Structural studies of enzymes regulating bacterial life style and cell wall biogenesis

Abstract

Bacteria can adapt to different biotic and abiotic environments by changing their life style, switching between sessile or motile, free-living or community-bound, virulent or dormant states. Each bacterium also faces the challenges of maintaining a protective barrier while growing, replicating and responding to environmental changes. Governing these processes are enzymes involved in signalling and cell-wall biogenesis, which are the subjects of this thesis.

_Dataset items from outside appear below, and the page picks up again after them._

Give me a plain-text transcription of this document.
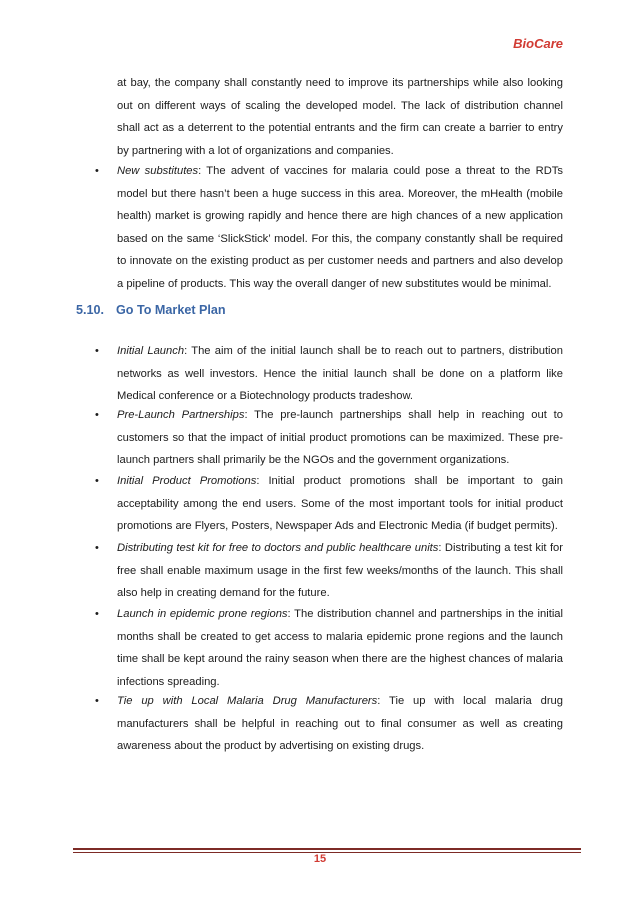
BioCare

at bay, the company shall constantly need to improve its partnerships while also looking out on different ways of scaling the developed model. The lack of distribution channel shall act as a deterrent to the potential entrants and the firm can create a barrier to entry by partnering with a lot of organizations and companies.

• New substitutes: The advent of vaccines for malaria could pose a threat to the RDTs model but there hasn’t been a huge success in this area. Moreover, the mHealth (mobile health) market is growing rapidly and hence there are high chances of a new application based on the same ‘SlickStick’ model. For this, the company constantly shall be required to innovate on the existing product as per customer needs and partners and also develop a pipeline of products. This way the overall danger of new substitutes would be minimal.

5.10. Go To Market Plan
• Initial Launch: The aim of the initial launch shall be to reach out to partners, distribution networks as well investors. Hence the initial launch shall be done on a platform like Medical conference or a Biotechnology products tradeshow.

• Pre-Launch Partnerships: The pre-launch partnerships shall help in reaching out to customers so that the impact of initial product promotions can be maximized. These pre-launch partners shall primarily be the NGOs and the government organizations.

• Initial Product Promotions: Initial product promotions shall be important to gain acceptability among the end users. Some of the most important tools for initial product promotions are Flyers, Posters, Newspaper Ads and Electronic Media (if budget permits).

• Distributing test kit for free to doctors and public healthcare units: Distributing a test kit for free shall enable maximum usage in the first few weeks/months of the launch. This shall also help in creating demand for the future.

• Launch in epidemic prone regions: The distribution channel and partnerships in the initial months shall be created to get access to malaria epidemic prone regions and the launch time shall be kept around the rainy season when there are the highest chances of malaria infections spreading.

• Tie up with Local Malaria Drug Manufacturers: Tie up with local malaria drug manufacturers shall be helpful in reaching out to final consumer as well as creating awareness about the product by advertising on existing drugs.

15
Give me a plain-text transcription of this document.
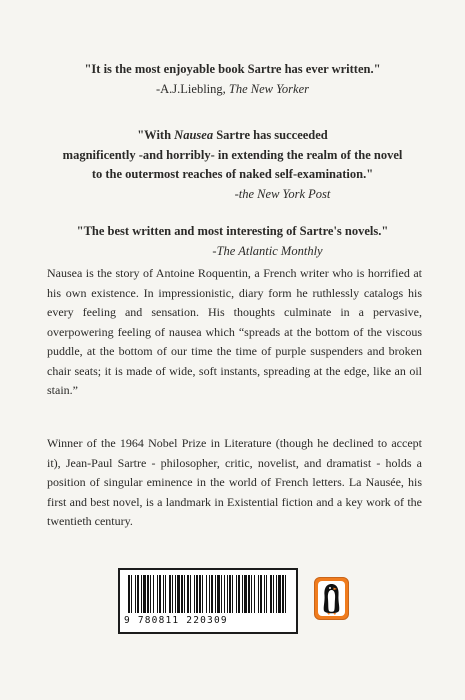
"It is the most enjoyable book Sartre has ever written."
-A.J.Liebling, The New Yorker
"With Nausea Sartre has succeeded
magnificently -and horribly- in extending the realm of the novel
to the outermost reaches of naked self-examination."
-the New York Post
"The best written and most interesting of Sartre's novels."
-The Atlantic Monthly

Nausea is the story of Antoine Roquentin, a French writer who is horrified at his own existence. In impressionistic, diary form he ruthlessly catalogs his every feeling and sensation. His thoughts culminate in a pervasive, overpowering feeling of nausea which “spreads at the bottom of the viscous puddle, at the bottom of our time the time of purple suspenders and broken chair seats; it is made of wide, soft instants, spreading at the edge, like an oil stain.”

Winner of the 1964 Nobel Prize in Literature (though he declined to accept it), Jean-Paul Sartre - philosopher, critic, novelist, and dramatist - holds a position of singular eminence in the world of French letters. La Nausée, his first and best novel, is a landmark in Existential fiction and a key work of the twentieth century.

9 780811 220309
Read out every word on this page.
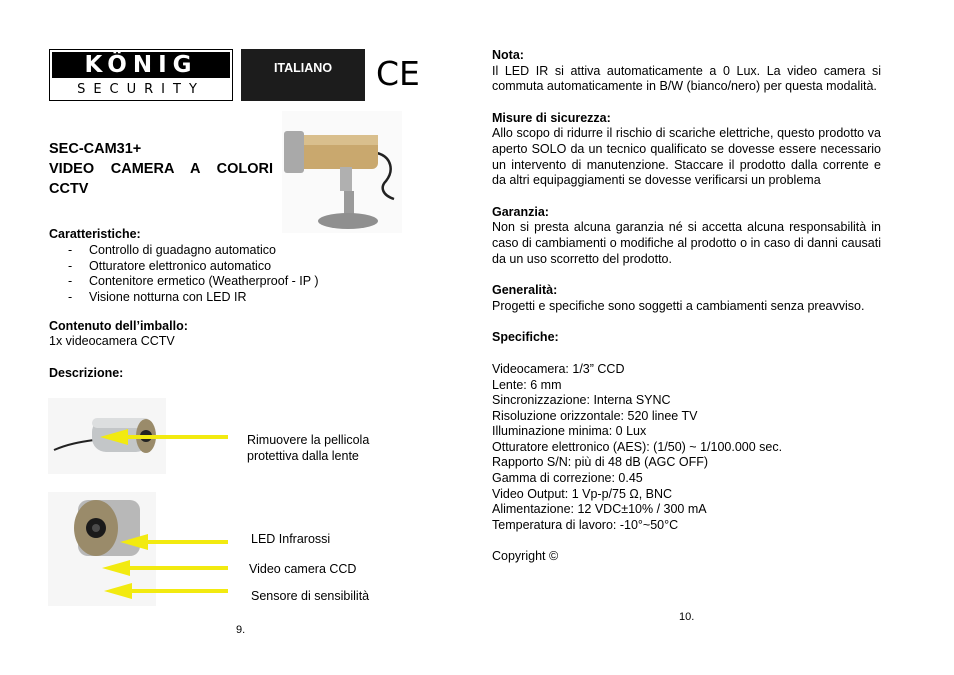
KÖNIG
SECURITY
ITALIANO	CE
SEC-CAM31+
VIDEO CAMERA A COLORI
CCTV
Caratteristiche:
- Controllo di guadagno automatico
- Otturatore elettronico automatico
- Contenitore ermetico (Weatherproof - IP )
- Visione notturna con LED IR
Contenuto dell’imballo:
1x videocamera CCTV
Descrizione:
Rimuovere la pellicola
protettiva dalla lente
LED Infrarossi
Video camera CCD
Sensore di sensibilità
9.
Nota:
Il LED IR si attiva automaticamente a 0 Lux. La video camera si commuta automaticamente in B/W (bianco/nero) per questa modalità.
Misure di sicurezza:
Allo scopo di ridurre il rischio di scariche elettriche, questo prodotto va aperto SOLO da un tecnico qualificato se dovesse essere necessario un intervento di manutenzione. Staccare il prodotto dalla corrente e da altri equipaggiamenti se dovesse verificarsi un problema
Garanzia:
Non si presta alcuna garanzia né si accetta alcuna responsabilità in caso di cambiamenti o modifiche al prodotto o in caso di danni causati da un uso scorretto del prodotto.
Generalità:
Progetti e specifiche sono soggetti a cambiamenti senza preavviso.
Specifiche:
Videocamera: 1/3” CCD
Lente: 6 mm
Sincronizzazione: Interna SYNC
Risoluzione orizzontale: 520 linee TV
Illuminazione minima: 0 Lux
Otturatore elettronico (AES): (1/50) ~ 1/100.000 sec.
Rapporto S/N: più di 48 dB (AGC OFF)
Gamma di correzione: 0.45
Video Output: 1 Vp-p/75 Ω, BNC
Alimentazione: 12 VDC±10% / 300 mA
Temperatura di lavoro: -10°~50°C
Copyright ©
10.
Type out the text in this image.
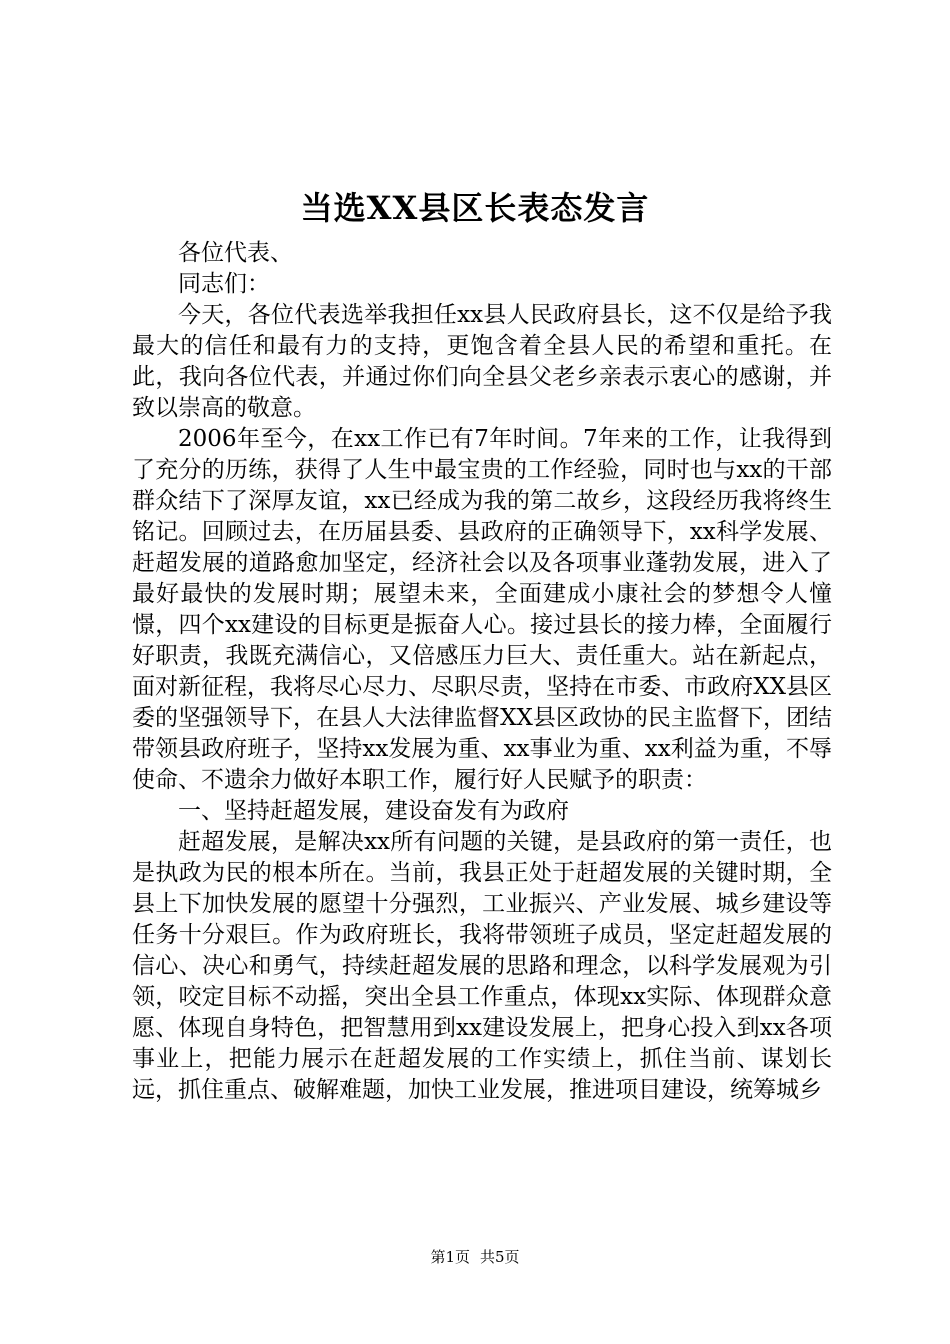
当选XX县区长表态发言

各位代表、

同志们：

今天，各位代表选举我担任xx县人民政府县长，这不仅是给予我最大的信任和最有力的支持，更饱含着全县人民的希望和重托。在此，我向各位代表，并通过你们向全县父老乡亲表示衷心的感谢，并致以崇高的敬意。

2006年至今，在xx工作已有7年时间。7年来的工作，让我得到了充分的历练，获得了人生中最宝贵的工作经验，同时也与xx的干部群众结下了深厚友谊，xx已经成为我的第二故乡，这段经历我将终生铭记。回顾过去，在历届县委、县政府的正确领导下，xx科学发展、赶超发展的道路愈加坚定，经济社会以及各项事业蓬勃发展，进入了最好最快的发展时期；展望未来，全面建成小康社会的梦想令人憧憬，四个xx建设的目标更是振奋人心。接过县长的接力棒，全面履行好职责，我既充满信心，又倍感压力巨大、责任重大。站在新起点，面对新征程，我将尽心尽力、尽职尽责，坚持在市委、市政府XX县区委的坚强领导下，在县人大法律监督XX县区政协的民主监督下，团结带领县政府班子，坚持xx发展为重、xx事业为重、xx利益为重，不辱使命、不遗余力做好本职工作，履行好人民赋予的职责：

一、坚持赶超发展，建设奋发有为政府

赶超发展，是解决xx所有问题的关键，是县政府的第一责任，也是执政为民的根本所在。当前，我县正处于赶超发展的关键时期，全县上下加快发展的愿望十分强烈，工业振兴、产业发展、城乡建设等任务十分艰巨。作为政府班长，我将带领班子成员，坚定赶超发展的信心、决心和勇气，持续赶超发展的思路和理念，以科学发展观为引领，咬定目标不动摇，突出全县工作重点，体现xx实际、体现群众意愿、体现自身特色，把智慧用到xx建设发展上，把身心投入到xx各项事业上，把能力展示在赶超发展的工作实绩上，抓住当前、谋划长远，抓住重点、破解难题，加快工业发展，推进项目建设，统筹城乡

第1页 共5页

The second messenger cyclic di-GMP (c-di-GMP) regulates a vast array of processes such as motility, biofilm formation, virulence and cell cycle progression on transcriptional, post-transcriptional and post-translational levels. RocR from Pseudomonas aeruginosa is a response regulator protein containing an active EAL domain that breaks down c-di-GMP. The crystal structure of RocR was determined to 2.5 Å resolution, revealing a compact tetrameric structure with the subunits displaying two conformational states. The unique architecture allows two phospho-receiver domains to be adjacent to the EAL active sites while being exposed and available for phosphorylation events. Also, solution studies using SAXS and biochemical analyses suggest that the protein does not require large conformational changes to alter its phosphodiesterase activity, leading to a mechanistic model of signal propagation from the phosphorylation site to the EAL active site based on secondary structural changes. Tbd1265 from Thiobacillus denitrificans is a transmembrane protein containing a GGDEF-EAL tandem domain that can both synthesise and hydrolyse c-di-GMP. Functional studies confirmed the bifunctionality of this tandem domain and further suggested that a predicted coiled-coil region preceding the GGDEF domain is required for activity. The crystal structure of a construct comprising these two domains of Tbd1265 was determined to 3.4 Å, revealing a conformation of the GGDEF domains in the dimeric molecule that is not compatible with product-inhibition or catalysis. We propose a regulatory mechanism where Tbd1265 can adopt at least three conformations (resting, active and inhibited) based on signals from the periplasmic binding protein (PBP) domain.

MurB is an essential oxidoreductase that produces UDP-N-acetylmuramic acid, a precursor for peptidoglycan synthesis. The crystal structure of the ternary complex of P. aeruginosa MurB with NADP+ and FAD revealed that the substrate channel can accommodate two distinct substrate molecules. The study also revealed a potassium ion in the active site that directly binds the substrates and can stabilise the transition state of the reaction, thus explaining the activating effect of potassium ions on MurB catalysis. The structure of the MurB ternary complex provides a useful template for the design of novel enzyme inhibitors that might be developed into promising drug candidates.